ASEAN countries are getting tough on drugs but as attitudes in Indonesia and the Philippines harden, Laos is playing catch-up regarding public opinion. Officials across the region are learning from each other; stemming the traffic in narcotics takes more than just laws.
By Oliver Ward
The countries of the ASEAN region are talking, and acting, tough on drugs in a year that has seen Philippine streets awash with the blood of dealers. The leaders of the bloc had agreed on a region-wide deadline of 2015 to make the zone drug-free.
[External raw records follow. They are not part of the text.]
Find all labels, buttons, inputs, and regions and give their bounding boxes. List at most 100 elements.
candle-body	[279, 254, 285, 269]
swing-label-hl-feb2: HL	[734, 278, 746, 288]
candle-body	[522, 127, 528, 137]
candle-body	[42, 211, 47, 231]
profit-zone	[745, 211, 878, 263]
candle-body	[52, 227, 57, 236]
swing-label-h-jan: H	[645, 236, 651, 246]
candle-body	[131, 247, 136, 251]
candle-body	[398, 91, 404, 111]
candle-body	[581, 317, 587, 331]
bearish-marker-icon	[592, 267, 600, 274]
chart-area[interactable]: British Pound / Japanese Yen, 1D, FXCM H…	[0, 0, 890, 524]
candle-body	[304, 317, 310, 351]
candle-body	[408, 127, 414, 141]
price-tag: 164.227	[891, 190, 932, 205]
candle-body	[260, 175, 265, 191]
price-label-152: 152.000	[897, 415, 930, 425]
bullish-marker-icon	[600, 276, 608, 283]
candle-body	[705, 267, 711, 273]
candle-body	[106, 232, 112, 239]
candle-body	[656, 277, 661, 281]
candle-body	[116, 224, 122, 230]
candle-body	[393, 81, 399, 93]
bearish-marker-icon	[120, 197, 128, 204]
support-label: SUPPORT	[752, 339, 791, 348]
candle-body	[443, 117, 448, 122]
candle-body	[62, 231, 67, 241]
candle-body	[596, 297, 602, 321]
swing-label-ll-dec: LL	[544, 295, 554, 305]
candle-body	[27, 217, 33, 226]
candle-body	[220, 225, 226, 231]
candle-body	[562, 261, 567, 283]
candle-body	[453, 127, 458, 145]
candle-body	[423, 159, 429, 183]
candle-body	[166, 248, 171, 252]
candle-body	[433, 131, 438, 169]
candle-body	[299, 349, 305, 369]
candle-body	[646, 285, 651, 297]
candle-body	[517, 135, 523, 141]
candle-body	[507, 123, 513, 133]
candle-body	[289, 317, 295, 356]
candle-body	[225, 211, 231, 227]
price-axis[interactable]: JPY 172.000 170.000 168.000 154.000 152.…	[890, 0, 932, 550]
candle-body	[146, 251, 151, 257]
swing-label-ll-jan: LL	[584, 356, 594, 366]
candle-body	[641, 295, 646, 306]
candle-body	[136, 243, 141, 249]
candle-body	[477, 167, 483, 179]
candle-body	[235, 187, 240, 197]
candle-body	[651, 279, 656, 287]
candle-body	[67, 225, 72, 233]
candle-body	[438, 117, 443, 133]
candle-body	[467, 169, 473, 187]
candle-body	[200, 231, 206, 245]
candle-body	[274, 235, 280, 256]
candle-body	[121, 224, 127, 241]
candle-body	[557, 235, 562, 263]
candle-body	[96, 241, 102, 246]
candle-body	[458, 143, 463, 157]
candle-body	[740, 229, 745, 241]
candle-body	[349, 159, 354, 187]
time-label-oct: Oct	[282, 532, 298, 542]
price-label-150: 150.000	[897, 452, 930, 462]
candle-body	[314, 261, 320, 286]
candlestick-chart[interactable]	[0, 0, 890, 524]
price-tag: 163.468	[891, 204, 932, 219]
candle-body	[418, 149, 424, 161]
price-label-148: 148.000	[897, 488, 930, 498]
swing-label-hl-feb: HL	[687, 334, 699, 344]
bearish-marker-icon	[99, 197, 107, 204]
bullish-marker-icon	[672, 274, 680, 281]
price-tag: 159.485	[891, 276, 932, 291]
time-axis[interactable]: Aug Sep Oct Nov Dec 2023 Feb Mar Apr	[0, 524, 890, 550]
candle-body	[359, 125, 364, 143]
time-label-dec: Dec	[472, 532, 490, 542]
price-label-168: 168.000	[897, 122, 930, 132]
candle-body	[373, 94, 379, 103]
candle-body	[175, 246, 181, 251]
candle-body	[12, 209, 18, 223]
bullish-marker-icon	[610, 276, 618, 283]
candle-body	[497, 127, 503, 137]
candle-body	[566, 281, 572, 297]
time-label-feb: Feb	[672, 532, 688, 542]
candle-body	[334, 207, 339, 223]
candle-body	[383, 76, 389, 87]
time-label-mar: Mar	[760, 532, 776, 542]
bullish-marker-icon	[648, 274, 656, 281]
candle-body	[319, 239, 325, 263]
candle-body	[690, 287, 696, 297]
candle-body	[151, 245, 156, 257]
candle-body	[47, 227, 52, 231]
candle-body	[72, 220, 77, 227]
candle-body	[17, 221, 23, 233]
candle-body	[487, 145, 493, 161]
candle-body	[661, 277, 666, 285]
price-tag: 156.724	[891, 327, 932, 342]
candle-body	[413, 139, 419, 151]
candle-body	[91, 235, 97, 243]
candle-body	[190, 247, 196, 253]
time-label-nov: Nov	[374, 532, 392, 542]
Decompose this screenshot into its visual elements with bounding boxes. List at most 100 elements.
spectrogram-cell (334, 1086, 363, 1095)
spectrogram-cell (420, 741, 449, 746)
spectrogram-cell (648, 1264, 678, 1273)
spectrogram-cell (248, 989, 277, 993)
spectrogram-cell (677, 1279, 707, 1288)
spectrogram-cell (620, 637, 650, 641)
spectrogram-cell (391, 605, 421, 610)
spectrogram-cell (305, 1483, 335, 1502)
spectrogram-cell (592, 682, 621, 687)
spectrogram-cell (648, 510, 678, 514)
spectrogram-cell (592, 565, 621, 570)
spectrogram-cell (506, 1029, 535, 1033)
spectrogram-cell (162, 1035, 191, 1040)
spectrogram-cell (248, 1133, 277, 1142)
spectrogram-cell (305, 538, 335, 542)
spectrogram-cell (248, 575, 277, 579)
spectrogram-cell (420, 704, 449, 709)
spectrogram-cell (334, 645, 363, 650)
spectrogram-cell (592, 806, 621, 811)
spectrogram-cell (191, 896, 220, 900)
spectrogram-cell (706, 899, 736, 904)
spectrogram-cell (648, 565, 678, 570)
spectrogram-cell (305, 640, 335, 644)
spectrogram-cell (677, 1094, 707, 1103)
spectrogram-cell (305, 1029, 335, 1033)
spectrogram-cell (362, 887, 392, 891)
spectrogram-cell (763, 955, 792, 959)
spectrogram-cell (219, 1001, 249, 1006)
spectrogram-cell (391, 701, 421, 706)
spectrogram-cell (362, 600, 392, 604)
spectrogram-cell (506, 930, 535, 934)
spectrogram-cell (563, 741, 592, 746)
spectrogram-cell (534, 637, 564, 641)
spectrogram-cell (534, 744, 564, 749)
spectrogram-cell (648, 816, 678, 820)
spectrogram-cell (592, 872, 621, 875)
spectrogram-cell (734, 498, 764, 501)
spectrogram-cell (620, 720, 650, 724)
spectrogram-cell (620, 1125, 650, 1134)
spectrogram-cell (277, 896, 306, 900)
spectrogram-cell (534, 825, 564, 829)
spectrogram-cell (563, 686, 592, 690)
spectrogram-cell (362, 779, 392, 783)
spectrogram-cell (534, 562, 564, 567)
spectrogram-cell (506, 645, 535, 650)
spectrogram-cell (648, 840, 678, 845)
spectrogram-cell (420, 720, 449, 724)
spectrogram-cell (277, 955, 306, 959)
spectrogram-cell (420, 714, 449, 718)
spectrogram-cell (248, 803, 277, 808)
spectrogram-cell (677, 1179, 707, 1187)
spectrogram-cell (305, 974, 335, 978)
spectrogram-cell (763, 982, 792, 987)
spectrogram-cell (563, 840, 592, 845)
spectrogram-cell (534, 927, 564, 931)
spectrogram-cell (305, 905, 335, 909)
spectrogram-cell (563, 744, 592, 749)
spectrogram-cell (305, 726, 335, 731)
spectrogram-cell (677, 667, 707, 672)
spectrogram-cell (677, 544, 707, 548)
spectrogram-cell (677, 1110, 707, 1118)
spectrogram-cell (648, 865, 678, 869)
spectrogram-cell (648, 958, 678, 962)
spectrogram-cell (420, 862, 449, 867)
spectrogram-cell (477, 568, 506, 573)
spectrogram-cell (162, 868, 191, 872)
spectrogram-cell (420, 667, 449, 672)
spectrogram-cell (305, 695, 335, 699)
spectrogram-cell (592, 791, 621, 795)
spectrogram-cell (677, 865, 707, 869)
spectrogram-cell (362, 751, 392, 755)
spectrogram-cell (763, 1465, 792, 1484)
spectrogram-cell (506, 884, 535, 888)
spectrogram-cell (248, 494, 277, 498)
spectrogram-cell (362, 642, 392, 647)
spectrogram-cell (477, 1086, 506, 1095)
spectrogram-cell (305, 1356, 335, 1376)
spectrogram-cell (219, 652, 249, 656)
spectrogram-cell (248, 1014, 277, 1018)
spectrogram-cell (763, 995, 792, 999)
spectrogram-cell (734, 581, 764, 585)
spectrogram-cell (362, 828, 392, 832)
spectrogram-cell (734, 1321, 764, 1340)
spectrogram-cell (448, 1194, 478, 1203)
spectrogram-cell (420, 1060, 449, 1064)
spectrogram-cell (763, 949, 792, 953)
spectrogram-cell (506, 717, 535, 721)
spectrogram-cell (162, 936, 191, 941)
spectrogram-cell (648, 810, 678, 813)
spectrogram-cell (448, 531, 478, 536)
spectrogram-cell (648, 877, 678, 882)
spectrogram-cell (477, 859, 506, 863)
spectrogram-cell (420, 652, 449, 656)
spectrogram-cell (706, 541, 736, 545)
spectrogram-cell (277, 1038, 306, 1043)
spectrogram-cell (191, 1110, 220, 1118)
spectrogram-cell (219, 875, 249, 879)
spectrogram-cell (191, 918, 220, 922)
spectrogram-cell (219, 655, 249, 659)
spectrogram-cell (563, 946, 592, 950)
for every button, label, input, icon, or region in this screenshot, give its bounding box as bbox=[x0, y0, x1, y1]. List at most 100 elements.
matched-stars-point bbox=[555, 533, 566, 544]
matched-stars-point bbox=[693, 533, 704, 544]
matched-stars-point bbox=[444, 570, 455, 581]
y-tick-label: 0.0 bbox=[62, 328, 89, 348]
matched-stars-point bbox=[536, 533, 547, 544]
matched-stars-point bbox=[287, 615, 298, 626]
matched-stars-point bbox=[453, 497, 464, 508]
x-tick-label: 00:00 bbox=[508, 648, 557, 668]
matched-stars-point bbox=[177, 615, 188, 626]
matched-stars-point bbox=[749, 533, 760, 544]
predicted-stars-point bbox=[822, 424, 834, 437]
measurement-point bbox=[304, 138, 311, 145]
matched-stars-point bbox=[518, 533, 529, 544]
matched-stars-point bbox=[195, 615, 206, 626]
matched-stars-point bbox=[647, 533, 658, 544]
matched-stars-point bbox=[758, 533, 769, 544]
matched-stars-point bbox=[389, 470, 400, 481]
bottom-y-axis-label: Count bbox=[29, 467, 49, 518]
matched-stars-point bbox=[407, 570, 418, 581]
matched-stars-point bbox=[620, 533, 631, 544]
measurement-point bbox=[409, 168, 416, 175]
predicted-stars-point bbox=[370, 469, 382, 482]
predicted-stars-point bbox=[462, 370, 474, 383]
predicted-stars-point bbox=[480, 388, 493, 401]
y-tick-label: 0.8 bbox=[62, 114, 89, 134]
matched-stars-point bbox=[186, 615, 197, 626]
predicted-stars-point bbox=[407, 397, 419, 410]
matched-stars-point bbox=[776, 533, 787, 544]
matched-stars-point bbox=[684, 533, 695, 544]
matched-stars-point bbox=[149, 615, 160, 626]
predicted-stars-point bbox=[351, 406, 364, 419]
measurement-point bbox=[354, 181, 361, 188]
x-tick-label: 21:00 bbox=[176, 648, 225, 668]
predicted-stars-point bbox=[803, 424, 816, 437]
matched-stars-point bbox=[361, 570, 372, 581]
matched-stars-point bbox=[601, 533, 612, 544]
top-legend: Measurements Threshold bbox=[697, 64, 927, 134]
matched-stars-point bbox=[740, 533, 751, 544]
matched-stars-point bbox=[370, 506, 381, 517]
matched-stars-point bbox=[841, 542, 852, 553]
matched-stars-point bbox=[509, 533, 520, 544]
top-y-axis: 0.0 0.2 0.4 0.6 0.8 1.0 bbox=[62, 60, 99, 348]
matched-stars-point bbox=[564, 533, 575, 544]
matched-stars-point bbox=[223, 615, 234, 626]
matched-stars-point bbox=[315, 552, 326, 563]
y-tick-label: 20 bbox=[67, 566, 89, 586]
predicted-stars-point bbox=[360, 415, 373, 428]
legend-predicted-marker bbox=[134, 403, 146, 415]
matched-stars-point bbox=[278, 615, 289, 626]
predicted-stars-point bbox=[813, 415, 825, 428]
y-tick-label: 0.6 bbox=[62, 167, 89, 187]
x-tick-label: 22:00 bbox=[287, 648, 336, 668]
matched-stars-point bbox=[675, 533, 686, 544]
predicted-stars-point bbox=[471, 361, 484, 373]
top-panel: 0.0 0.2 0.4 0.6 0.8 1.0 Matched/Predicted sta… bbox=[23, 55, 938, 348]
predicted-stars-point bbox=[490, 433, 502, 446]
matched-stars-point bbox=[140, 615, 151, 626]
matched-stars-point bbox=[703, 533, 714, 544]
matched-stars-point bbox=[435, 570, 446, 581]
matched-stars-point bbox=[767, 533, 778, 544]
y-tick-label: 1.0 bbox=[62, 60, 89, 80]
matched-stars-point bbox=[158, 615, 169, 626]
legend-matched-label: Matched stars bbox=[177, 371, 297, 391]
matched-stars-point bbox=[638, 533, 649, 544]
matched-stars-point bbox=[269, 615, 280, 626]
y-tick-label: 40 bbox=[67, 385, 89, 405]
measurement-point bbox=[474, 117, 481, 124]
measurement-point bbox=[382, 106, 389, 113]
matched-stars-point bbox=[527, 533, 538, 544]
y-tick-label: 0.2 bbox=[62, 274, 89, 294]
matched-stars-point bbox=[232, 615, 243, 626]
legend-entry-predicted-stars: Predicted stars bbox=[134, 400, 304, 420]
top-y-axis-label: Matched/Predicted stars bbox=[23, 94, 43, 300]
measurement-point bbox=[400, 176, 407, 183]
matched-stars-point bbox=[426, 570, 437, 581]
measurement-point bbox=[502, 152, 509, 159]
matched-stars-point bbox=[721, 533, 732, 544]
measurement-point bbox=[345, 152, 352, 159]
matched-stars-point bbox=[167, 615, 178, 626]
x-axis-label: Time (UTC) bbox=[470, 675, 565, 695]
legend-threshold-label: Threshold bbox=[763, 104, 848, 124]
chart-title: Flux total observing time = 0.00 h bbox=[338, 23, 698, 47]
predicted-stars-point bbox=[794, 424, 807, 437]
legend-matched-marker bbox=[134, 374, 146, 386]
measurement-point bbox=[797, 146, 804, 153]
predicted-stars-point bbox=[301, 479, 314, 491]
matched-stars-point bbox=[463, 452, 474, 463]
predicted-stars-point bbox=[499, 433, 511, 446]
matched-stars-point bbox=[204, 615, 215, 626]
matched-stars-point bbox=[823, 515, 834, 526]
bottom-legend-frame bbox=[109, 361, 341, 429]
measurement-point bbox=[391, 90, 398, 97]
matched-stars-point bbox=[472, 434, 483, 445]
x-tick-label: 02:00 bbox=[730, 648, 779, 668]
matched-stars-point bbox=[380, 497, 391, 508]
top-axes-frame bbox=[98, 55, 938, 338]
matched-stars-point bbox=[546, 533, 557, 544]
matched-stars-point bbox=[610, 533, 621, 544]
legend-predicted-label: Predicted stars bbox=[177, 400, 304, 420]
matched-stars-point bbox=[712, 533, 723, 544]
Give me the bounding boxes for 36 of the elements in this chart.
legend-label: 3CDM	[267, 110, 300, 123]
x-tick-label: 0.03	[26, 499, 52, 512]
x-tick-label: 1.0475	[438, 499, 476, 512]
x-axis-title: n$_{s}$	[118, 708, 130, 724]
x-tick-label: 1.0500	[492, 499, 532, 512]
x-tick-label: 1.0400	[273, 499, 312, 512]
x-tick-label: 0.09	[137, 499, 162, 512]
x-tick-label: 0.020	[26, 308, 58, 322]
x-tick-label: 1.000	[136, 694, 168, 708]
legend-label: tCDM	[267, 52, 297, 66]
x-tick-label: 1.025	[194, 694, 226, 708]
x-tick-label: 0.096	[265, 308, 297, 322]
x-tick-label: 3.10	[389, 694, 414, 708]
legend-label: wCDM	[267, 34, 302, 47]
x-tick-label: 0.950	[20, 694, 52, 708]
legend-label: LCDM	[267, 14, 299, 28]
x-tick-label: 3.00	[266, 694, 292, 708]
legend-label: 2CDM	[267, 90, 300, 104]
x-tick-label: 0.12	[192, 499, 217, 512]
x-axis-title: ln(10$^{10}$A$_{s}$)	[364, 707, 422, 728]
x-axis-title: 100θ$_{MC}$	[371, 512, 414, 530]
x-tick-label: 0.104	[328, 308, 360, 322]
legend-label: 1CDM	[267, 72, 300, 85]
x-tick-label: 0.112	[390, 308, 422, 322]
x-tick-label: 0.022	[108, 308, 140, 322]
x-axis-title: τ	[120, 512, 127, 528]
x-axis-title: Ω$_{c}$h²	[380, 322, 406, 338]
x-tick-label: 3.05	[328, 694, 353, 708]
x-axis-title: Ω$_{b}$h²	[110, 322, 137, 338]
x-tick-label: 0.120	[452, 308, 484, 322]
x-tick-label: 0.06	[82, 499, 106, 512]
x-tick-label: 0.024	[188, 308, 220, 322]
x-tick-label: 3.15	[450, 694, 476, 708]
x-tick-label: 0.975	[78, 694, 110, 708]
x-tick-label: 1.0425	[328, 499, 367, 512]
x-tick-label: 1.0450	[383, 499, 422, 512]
Some have taken that more literally than others, but punishment for drug offences remains some of the strictest in the world. Over half of ASEAN nations can pass a sentence of death on convicted traffickers. The idea at the heart of this severity is that criminality stems from the drug trade. So if you solve the region’s drug problems, crime as a whole will be significantly reduced. Or will it?
All hail the Punisher?
President Duterte was elected on the promise of filling “all the fish in Manila Bay” with the bodies of criminals. He has not disappointed. Around 2,400 suspected drug dealers were killed in his first two months in office and the murders show no signs of letting up. This extra-judicial government policy does not match the national law which does not offer the death penalty. That does not seem to have been a barrier to the new President’s plan to clean up the streets by force.
In fact, the idea of reforming drug law is something of a social taboo in the Philippines. People don’t want to accommodate alternative viewpoints on drug treatment, and there is no sympathy for either drug users or dealers. While this means these people are subject to cold-blooded killings, the figures demonstrate that this public intolerance is having an impact. In 2004 there were 6.7 million drug users in the country, the latest estimates from 2012 show this number could be as low as 1.3 million and almost certainly drastically falling.
Exporting the war on drugs
Looking to other points in the ASEAN region, Indonesia´s anti-narcotics chief, Budi Waseso, publicly announced that he would like to replicate Duterte´s model in Indonesia. His forces have begun stockpiling heavy weaponry and sniffer dogs to emulate the Philippines’ success, as well as launching a recruitment campaign for additional police personnel to tackle the problem head.
However, unlike the Philippines, Indonesia already has harsh legal penalties for drug traffickers. Under laws passed in 1997, it is a crime for parents who fail to report a drug addicted child to the police. People found using drugs can, and regularly do, face execution. Today rhetoric in the media in Indonesia has begun portraying the lives of drug users and dealers in the same way as their Philippine counterparts. Waseso himself has called the life of a drug dealer “meaningless” and questioned how such lives could be respected.
By making comments such as this, Indonesian forces are setting out to ignite the same kind of public disgust and aberration which has led to the publicly accepted murder of drug pushers seen in the Philippines. Strict laws alone are not enough to tackle the problem. It requires a change in public perception.
Leaving behind Laos
Meanwhile, in Laos, a lack of action by the government has let the drug trade expand. Once upon a time drug use in the region had been mostly eradicated but legal inefficiency and complacency has led to the unbridled return of opium and methamphetamine. Legal institutions are work with limited efficiency across the country and are largely ineffective against traffickers who seem to operate with near impunity.
Unlike in the Philippines and Indonesia where media rhetoric has turned public attitudes against drug trafficking, in Laos drug trafficking is becoming a way of life among the young. Drug use is high, and the mixture of caffeine and methamphetamine known as yaba remains widely used. However, Laos does maintain the death penalty for drug offences, although it rarely applies it. That said, seizures and arrests of illegal supplies are common.
But the reality is that despite the arrests made by the National Commission for Drug Control, for each arrest, another trafficker and dealer springs up for each facing charges. The prisons are full of offenders, but corruption, official complicity and insufficient policing limit the success of the drug war. With five borders and 3,000 miles of scarcely populated countryside to police, the government drug enforcement agencies are unable to cope with the extent of the problem.
A strategy for success?
In 2013 the Laotian government put together a drug control strategy document. This aimed to improve civic awareness and community mobilisation, along with more traditional law enforcement investment. However, the strategy required a budget of $72 million, raised from international donors. In the end, the scheme managed to raise only $20 million, limiting its implementation and effectiveness.
Until the Laos government embarks on a campaign to radically change public attitudes towards drugs, any success in combatting the country’s drug problem will be entirely superficial. And as the Indonesian government learnt throughout the late nineties and early 2000s, tough laws alone are not enough.
On the other hand, the Philippines model shows that laws become redundant when the public does not tolerate drug use of any kind. Duterte’s war has been fought with only strong rhetoric and governmental encouragement, the future of the war on drugs is in the minds of the people, not the legal power of the state.